Premier Welder To The Rescue
I enjoyed your "Welding on the Run" article in the May '10 issue. A Premier welder has saved our day on many trails over the years. I finished reading your article just prior to the Tierra Del Sol Desert Safari. Then, while on the TDS run, I came upon Rick Péwé performing a trail fix using the new Premier welder. I guess this was a real example of welding "on the run." I'm sure the new welder met your expectations and got the broken rig moving again. Thanks from all the wheelers you've helped over the years. You've got a great mag, and I look forward to every issue.
Thanks, Tom. It's always fun to help out other wheelers, sort of like paying it forward. If something doesn't break on a trail ride, the trail must not be too tough. And if I don't get a chance to fix something, the day (or night) just isn't complete.
LightWeight Wheeler Build?
Extreme rock, mud, and even show builds are all great. But haven't we all noticed how moderate flatfenders and Samurais are all-around trail monsters? A build concentrating on products and ideas to strip down and lighten a rig would be very interesting.
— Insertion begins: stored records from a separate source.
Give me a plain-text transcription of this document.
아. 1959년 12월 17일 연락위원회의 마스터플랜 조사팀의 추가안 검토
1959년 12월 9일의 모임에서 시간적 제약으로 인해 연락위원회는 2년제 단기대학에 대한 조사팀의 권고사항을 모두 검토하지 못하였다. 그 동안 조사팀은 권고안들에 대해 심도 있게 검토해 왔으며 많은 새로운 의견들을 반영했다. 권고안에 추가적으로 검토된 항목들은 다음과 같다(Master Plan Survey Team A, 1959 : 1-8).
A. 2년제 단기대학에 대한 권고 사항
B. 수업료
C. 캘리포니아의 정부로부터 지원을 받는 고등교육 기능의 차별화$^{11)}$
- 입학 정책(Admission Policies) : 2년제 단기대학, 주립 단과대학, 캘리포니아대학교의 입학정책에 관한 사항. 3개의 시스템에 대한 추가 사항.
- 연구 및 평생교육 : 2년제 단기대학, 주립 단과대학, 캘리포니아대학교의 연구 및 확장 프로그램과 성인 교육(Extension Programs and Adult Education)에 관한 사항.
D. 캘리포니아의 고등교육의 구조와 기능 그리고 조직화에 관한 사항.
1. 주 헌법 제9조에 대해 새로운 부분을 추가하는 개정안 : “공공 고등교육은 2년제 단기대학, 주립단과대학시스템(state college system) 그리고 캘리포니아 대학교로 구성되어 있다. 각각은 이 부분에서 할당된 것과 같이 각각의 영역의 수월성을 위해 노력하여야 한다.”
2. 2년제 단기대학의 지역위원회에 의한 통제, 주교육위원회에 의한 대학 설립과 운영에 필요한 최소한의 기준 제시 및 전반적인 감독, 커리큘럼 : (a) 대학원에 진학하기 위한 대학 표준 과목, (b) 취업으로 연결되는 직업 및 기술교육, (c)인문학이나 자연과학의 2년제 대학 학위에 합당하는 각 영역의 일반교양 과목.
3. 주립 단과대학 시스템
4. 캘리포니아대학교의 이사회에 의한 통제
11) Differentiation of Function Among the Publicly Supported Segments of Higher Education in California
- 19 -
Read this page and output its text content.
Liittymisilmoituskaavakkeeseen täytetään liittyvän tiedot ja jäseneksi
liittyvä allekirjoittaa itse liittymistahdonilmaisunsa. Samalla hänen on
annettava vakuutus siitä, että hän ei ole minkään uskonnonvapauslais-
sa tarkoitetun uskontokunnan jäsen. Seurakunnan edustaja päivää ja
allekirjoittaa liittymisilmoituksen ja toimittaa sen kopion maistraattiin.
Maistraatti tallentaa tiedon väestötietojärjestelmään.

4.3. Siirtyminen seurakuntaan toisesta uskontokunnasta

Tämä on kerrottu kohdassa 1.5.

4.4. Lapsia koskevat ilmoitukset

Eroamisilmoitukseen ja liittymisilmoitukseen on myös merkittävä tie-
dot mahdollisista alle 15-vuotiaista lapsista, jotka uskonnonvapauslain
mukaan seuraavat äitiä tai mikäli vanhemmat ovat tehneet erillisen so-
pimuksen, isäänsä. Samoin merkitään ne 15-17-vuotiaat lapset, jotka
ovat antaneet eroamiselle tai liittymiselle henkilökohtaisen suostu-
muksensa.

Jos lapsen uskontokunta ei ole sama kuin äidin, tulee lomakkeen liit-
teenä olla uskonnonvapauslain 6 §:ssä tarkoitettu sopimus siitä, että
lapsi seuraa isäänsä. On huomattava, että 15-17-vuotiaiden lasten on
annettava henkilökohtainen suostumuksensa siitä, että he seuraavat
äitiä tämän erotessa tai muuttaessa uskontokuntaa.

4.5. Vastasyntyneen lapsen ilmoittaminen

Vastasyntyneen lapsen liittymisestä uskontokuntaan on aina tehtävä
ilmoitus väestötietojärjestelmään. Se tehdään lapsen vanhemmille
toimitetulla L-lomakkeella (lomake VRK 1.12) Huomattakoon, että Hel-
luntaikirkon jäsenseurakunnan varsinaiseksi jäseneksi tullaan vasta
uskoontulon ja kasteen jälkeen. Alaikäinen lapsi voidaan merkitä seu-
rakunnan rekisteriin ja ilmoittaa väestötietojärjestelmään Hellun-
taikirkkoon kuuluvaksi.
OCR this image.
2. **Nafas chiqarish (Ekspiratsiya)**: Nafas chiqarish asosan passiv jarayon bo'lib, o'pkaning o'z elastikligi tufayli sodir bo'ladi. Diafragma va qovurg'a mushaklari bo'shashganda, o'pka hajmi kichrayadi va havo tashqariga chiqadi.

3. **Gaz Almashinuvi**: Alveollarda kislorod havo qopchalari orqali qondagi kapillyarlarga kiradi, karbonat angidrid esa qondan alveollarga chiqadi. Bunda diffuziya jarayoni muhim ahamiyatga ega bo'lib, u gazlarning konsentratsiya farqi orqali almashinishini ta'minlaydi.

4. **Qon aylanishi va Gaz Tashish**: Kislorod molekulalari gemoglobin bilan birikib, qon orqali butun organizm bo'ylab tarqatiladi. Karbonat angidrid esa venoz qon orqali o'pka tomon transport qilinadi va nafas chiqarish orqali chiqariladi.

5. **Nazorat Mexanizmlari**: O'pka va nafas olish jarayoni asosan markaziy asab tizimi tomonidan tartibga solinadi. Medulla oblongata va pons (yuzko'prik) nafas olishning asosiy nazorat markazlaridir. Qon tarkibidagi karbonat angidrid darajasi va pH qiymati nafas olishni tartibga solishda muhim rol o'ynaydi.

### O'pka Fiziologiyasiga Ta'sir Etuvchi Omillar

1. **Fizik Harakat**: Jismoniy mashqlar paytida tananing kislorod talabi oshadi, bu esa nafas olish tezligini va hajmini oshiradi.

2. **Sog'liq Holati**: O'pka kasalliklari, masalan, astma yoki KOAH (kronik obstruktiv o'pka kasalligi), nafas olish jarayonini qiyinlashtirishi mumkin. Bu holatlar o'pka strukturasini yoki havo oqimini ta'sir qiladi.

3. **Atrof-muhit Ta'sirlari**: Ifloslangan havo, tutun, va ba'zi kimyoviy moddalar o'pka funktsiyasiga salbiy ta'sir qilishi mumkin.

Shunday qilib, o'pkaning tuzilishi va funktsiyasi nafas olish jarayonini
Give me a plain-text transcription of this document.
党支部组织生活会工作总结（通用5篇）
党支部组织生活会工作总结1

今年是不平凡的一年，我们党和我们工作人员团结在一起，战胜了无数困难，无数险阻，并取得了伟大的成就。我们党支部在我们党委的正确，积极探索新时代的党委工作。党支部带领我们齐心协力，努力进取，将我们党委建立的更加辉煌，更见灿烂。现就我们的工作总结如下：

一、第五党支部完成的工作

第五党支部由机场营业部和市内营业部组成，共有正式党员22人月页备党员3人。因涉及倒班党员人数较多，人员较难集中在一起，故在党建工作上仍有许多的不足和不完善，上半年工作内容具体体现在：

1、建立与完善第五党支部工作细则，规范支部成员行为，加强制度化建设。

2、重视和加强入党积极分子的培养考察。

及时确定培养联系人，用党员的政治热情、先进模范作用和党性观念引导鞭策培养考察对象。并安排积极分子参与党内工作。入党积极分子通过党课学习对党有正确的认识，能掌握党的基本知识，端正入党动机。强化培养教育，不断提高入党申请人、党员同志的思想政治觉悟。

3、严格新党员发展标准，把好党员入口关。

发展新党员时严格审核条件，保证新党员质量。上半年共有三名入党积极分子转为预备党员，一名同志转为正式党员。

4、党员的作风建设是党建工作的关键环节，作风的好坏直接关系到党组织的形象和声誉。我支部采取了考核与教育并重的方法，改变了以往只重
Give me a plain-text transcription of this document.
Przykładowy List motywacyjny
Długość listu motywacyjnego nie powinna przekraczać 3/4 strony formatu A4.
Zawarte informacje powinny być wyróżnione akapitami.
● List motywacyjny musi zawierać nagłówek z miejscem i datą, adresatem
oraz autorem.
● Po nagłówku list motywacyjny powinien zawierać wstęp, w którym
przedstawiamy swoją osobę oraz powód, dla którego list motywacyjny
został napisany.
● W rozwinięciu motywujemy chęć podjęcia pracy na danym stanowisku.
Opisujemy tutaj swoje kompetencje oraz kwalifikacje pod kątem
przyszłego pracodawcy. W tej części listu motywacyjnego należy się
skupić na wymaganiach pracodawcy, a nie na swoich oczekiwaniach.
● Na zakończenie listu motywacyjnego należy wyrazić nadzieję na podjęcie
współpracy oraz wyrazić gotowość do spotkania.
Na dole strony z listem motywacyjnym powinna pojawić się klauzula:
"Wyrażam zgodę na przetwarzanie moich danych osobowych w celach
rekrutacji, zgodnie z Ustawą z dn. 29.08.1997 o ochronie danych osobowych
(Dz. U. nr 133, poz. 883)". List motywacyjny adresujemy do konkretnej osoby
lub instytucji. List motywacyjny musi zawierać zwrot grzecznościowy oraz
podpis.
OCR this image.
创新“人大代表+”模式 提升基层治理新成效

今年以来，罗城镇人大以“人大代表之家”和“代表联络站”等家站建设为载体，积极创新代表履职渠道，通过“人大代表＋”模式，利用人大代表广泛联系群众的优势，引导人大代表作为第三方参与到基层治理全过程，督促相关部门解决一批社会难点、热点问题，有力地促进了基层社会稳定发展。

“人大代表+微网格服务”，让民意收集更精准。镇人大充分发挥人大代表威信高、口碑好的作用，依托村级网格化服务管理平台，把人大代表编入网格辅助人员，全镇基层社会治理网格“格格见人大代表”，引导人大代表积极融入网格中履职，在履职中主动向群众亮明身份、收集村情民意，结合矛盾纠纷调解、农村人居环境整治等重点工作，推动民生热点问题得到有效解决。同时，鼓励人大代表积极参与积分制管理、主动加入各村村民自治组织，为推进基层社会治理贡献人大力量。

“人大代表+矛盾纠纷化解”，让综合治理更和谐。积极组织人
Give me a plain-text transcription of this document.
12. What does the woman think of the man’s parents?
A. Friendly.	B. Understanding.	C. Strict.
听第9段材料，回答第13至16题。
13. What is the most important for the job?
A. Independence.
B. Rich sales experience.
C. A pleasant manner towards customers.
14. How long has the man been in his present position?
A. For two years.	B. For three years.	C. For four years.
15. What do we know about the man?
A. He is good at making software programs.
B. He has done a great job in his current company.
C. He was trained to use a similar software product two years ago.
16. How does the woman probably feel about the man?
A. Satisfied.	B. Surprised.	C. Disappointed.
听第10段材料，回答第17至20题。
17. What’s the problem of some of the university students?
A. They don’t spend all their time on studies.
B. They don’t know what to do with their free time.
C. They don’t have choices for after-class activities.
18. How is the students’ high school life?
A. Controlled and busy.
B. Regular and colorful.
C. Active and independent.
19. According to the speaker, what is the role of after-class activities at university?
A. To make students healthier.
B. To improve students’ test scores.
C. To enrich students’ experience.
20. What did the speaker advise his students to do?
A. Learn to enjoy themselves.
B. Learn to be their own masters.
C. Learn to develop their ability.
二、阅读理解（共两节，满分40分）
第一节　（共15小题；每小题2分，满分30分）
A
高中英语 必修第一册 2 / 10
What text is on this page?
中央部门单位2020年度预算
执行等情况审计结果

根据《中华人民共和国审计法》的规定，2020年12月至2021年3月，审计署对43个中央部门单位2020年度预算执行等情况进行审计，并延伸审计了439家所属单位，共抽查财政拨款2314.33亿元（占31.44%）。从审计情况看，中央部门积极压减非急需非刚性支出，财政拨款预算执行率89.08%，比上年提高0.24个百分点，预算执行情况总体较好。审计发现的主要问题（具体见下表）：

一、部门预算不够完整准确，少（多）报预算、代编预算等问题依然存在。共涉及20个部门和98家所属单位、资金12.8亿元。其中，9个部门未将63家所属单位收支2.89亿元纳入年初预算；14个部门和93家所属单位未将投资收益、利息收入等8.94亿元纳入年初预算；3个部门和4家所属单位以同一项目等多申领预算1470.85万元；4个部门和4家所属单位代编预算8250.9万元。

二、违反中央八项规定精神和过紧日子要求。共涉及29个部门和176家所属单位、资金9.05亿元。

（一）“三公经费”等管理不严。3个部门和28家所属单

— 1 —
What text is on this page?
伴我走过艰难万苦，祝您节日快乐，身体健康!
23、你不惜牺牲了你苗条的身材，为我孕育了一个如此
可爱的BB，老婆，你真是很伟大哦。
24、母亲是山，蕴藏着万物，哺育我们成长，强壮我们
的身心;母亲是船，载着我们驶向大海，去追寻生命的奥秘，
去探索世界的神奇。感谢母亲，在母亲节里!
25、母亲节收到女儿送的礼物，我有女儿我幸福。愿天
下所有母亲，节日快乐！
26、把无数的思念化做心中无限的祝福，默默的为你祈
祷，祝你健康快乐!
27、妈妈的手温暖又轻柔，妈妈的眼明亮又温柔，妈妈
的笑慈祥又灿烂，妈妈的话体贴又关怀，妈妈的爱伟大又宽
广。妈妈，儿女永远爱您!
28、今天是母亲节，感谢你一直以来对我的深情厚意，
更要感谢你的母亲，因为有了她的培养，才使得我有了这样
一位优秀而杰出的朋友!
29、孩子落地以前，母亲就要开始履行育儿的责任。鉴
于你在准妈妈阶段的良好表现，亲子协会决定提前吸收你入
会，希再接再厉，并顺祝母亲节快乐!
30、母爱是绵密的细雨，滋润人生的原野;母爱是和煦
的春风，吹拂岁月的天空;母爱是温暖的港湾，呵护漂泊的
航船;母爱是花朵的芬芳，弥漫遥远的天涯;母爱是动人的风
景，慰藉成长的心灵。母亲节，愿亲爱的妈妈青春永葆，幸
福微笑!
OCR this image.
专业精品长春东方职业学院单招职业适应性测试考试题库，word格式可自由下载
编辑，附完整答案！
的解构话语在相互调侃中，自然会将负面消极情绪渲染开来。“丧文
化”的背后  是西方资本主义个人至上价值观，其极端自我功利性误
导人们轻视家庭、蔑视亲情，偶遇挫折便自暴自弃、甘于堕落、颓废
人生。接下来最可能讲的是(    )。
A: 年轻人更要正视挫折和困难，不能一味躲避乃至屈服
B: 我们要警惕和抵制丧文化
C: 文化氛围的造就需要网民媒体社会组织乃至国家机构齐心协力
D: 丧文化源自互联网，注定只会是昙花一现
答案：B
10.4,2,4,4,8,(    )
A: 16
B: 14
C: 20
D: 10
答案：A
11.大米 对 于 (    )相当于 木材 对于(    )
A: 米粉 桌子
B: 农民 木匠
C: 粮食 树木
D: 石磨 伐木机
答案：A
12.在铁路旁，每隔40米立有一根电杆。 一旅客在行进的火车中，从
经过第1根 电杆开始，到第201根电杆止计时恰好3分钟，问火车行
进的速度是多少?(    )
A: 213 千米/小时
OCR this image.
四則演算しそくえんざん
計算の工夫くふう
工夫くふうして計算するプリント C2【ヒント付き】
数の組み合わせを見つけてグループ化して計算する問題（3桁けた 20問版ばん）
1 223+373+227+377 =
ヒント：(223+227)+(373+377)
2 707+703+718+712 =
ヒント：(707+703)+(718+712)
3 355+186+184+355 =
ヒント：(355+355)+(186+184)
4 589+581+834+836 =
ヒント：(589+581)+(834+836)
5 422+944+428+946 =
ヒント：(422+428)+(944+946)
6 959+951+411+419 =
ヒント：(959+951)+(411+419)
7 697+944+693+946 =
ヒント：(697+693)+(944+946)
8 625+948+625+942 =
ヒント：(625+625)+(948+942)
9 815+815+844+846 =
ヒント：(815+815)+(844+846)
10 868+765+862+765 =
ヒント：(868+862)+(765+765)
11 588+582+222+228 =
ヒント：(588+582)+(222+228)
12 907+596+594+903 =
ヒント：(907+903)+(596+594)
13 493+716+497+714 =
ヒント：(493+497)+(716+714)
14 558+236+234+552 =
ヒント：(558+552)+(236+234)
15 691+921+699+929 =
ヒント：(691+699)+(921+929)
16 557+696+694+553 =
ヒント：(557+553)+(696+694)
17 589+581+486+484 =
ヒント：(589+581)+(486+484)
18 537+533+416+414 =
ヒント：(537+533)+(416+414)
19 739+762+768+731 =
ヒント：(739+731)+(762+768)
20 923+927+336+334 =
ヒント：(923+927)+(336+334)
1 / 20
The idea is to get some of the benefits tube-frame trail buggies enjoy, but for commuter wheelers starting with a stocker. From mirror relocators (stage 1?) for stripping down to carbon fiber front clips and aluminum heads (stage 3?) for lightening up. Your industry resources could save readers a lot of legwork.
P.S. A popular joke in the defense industry starts with the military being interested in a mouse for its small, light, go-anywhere design. When all the improvements have been made and it meets mil-spec, the design is rolled out and ... it's an elephant.
Great idea, Bill! We are currently building a project CJ-7 (page 78) that incorporates that idea. It, too, will end up heavier than planned, but along the way we intend to improve the power-to-weight ratio, usually by adding more power!
I just received my August issue and cracked it to Readers' Rides. On page 18, "Mud Prince," it notes that it is a '77 Ford F-205. Since it is a Canadian truck, this must be the metric version, eh?
Haha, we get it. We apologize for the typo. But for more on that problem, read on.
What The Heck?
The picture on page 37 (of Rick Péwé) in the June '10 issue gave me a good laugh. I just went through a mandatory office ergonomics evaluation, and I can tell you there are about 10 things wrong with the way you're working. I'll name just a few.
First, that "Jeep Commander" office chair is a joke. That looks like it might work for a boardroom meeting, but for hours of computer work, forget it. There's no way anyone with sense would have designed that for a workstation. That would not be allowed at my work.
Second, you're leaning forward while typing, which is a really bad habit. Are you having trouble seeing the screen? You might want to get your prescription checked on your glasses because you shouldn't have to get that close to the screen. Also, your screen should be a bit higher. You're looking down. You should be able to look roughly straight ahead at it.
You should move your keyboard back, away from yourself, because your arms are in an unnatural position. Then move some of those office supplies like the stapler and the tape dispenser out of the way so you have enough room for the mouse to move. Looks like it's where your elbow is, but really it should be a little farther back too.
Finally-and granted, this a computing tip-try and organize your folders so everything is not stored on the Desktop.
I love Petersen's and just want you guys to continue to produce a good mag while working smart. I work a few blocks down the street from your new address (on Douglas Street in El Segundo). If you need me to come over and give you some tips I would be happy to.
BTW, looking at the new Source Interlink building, I can't possibly imagine that your workshop moved there too. Just the offices, correct?
Where would I start? First off, thanks for trying to help. We always appreciate that. However, the photo looks like I'm in an unnatural position because I am. The photo is intended to show the "Jeep Commander" office chair, but if I sat normally you couldn't see it. So I leaned forward, got too close to the screen, scrunched my arms up, and made it look like a bad office scene, all for the photo. As a matter of fact I usually lie far back, see the screen fine, relax in the way-comfortable chair, and only move my hand slightly to use the very fast and sensitive mouse.
Oh, and every file and folder you see on the screen is what I go through every day- you should see all the subfolders behind them!
As far as a shop goes, well, we never had one at the old building, and we have a photo studio in the new one. We work on vehicles out of our garages, backyards, and other people's shops-there's no way we would fall into the trap of a company-owned and -dictated shop for us to work in.